Besides Russia, China has been the biggest lender to Venezuela. Between 2007 and 2014, China loaned around $60 billion to Venezuela to be repaid in oil, which was sold for around $100 a barrel at the time. But with oil prices sinking below $50 since 2015 and Venezuela struggling to provide the production needed, Beijing quietly shut off the credit.
It recouped some of what was lent, but is still owed "a great deal," said Francisco Monaldi, an energy policy expert at Rice University's Baker Institute in Texas and director of the Center for Energy and the Environment at the IESA business school in Caracas.
"China is making some sort of imperial outreach Venezuelan oil resources," said Maihold, noting the irony given that "the Maduro government has been criticizing the US for future exploitation of Venezuelan oil fields."
Xi Jinping and Nicolas Maduro at a 2013 meeting in Beijing, China. Around 40 percent of Venezuelan oil exports is used to repay loans extended by China and Russia.
Maihold also said that due to technical issues, PDVSA is ten months behind on its shipments to China, which consequently "might not be very keen to offer additional money." According to analysts, years of neglect have seen PDVSA's infrastructure become rundown and exploration curbed, resulting in said declining production.
To Maihold, the grand question is how much longer Venezuela can go down the "oil for loan" road before Russia and China "lose their patience."
And Alejandro Márquez-Velázquez, an expert on Latin America with the Free University of Berlin, believes due to "lack of reforms and investments in the oil industry and the economy at large," a national insolvency is "a matter of when, not if."
The consensus among experts is that the Maduro regime's desperate efforts to keep the economy artificially afloat is only delaying the inevitable.
Could the debt crisis force a regime change?
Venezuela defaulting on its debt might come about as soon as October or November, when a hefty $3.8 billion in bond payments need to be paid by Venezuela and PDVSA.
Those amortizations "are a challenge, but the government likely will pay," Andres Abadia, senior economist at Pantheon Macroeconomics looking at Latin American issues, said in a July briefing note. Nevertheless, he said, Venezuela was running out of cash and "we expect the situation to get much worse."
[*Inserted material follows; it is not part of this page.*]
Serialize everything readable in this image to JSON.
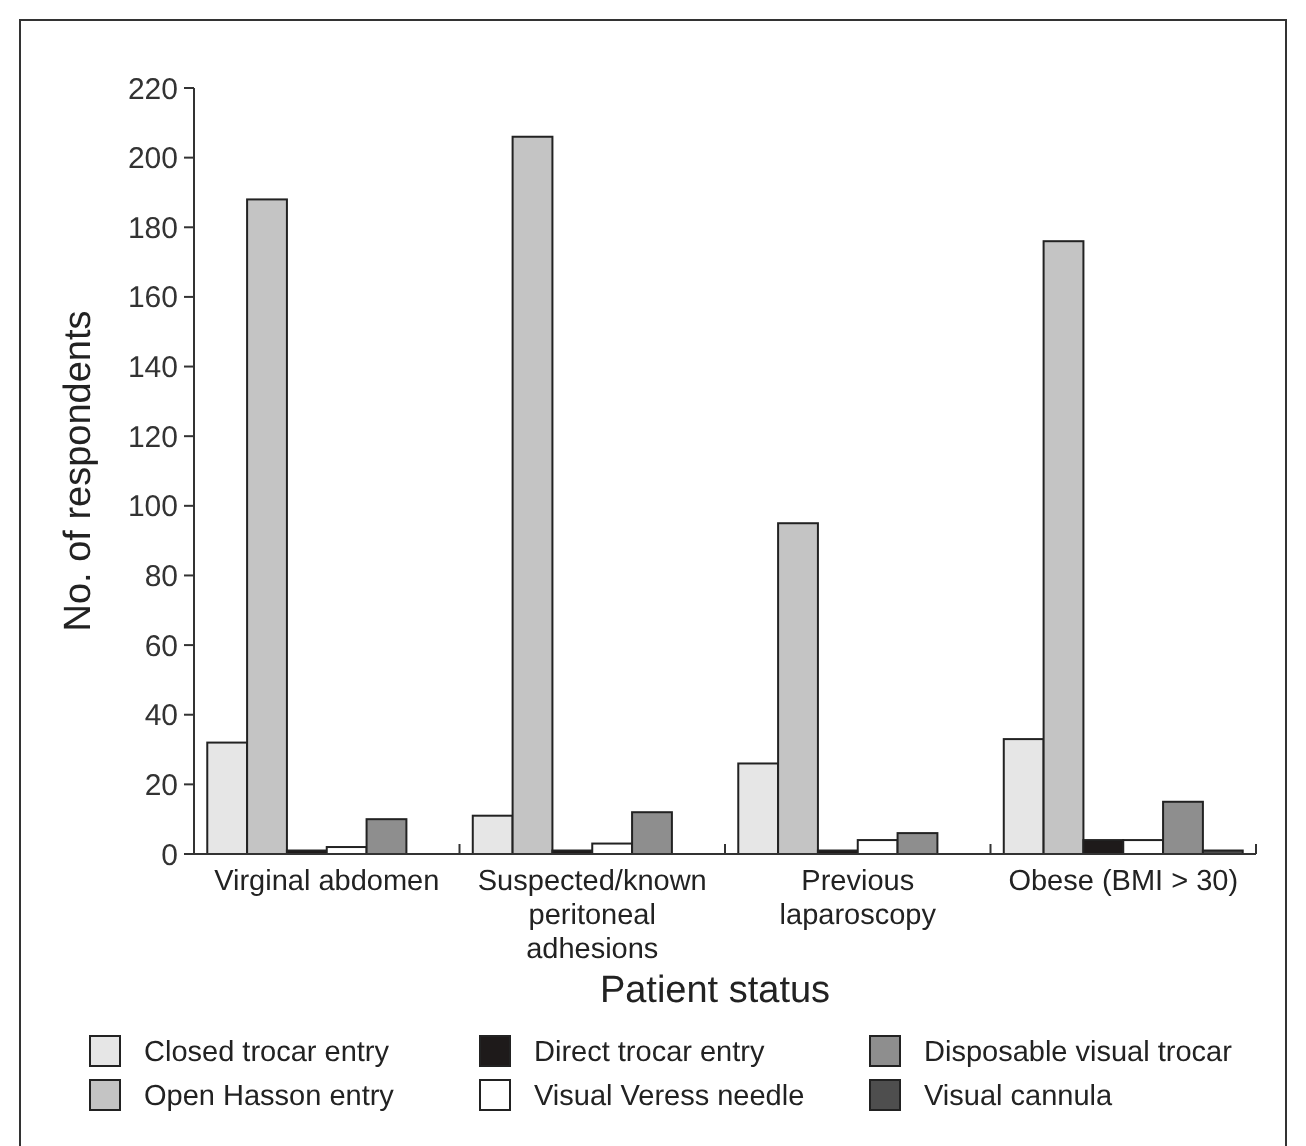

"The likelihood is rising that a deterioration of the current recession/near-hyperinflation economic scenario, and the political crisis, will trigger regime change," he said.
But Maihold said talking about a regime change at this point in time is purely speculative. "No one knows who would be in a position to assume power and re-arrange functions of state and private enterprises," he told DW. "It is totally unclear how a transition government would look like."